Impact across the University of California 

Dority’s work is bringing change beyond the UC Santa Cruz campus. Over the past two years, she served as the co-chair of the University of California Centers for Teaching and Learning (UC-CTL) Consortium, collaborating with other UC leaders to design and host two annual convenings bringing together faculty and staff who work at teaching centers across the nine campuses. Groups of cross-campus teams explored critical research on what it means to support the teaching community at current and emerging Hispanic Serving Institutions and how they can support each other to embrace more holistic and antiracist methods for assessing the impact of teaching centers toward reaching more equitable student outcomes. She also collaborated on a report on how to collectively advance accessible teaching. 

 

Outstanding Staff Award

For more than two and a half decades, the Staff Advisory Board (SAB), UCSC Alumni Association, and the Chancellor’s Office have worked together to honor a member of the staff through the annual Outstanding Staff Award. Nominations are solicited across campus. 
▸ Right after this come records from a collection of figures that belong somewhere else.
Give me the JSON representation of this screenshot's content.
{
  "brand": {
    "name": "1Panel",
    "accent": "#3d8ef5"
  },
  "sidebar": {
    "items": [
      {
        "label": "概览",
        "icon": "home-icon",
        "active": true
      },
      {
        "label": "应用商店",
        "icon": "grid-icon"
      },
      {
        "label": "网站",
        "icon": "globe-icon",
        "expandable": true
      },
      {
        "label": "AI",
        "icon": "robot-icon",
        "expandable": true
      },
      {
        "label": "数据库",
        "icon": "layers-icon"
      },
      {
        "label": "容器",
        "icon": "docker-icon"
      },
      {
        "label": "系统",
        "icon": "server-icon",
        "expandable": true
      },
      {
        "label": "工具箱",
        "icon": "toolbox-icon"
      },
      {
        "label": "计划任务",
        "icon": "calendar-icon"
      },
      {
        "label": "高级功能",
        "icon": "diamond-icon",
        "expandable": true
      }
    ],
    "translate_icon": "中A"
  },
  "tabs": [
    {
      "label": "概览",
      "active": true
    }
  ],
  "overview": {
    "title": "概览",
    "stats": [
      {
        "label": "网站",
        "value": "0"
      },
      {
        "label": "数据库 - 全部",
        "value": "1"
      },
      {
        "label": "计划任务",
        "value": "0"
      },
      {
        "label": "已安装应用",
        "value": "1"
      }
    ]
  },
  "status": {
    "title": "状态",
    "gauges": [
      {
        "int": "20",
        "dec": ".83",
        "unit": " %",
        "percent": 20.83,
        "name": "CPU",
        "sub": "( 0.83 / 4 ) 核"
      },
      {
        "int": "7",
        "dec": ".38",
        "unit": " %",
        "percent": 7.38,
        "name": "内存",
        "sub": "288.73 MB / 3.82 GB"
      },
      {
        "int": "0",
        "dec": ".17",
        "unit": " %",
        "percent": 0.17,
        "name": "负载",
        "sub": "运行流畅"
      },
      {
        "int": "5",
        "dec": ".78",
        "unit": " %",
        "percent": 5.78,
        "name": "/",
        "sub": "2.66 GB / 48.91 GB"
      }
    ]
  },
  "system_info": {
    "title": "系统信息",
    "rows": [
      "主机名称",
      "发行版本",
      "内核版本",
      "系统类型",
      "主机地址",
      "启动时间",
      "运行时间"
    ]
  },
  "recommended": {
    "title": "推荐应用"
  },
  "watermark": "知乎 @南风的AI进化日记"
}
“Choosing the Outstanding Staff Award winner is such a fun part of our SAB work,” Jessica Bulleri, SAB president said. “We received over 150 nominations, and hearing the stories of so many dedicated, passionate staff members really makes me proud to be a part of the UCSC staff community. There were so many standouts that it was really tough to choose just one winner this year. We appreciate everyone who took the time to nominate their colleagues, and we are so thankful for the amazing work all the nominees are doing.”

The nomination criteria includes, going "above and beyond" to provide distinguished service to students, staff, or faculty colleagues; champions the work of their department/division and adapts to changing needs; fosters the Principles of Community; embraces and values diversity, strives for an inclusive community, and promotes mutual respect, trust and support that strengthens the UCSC community; and engages or volunteers in UCSC activities and promotes campus initiatives.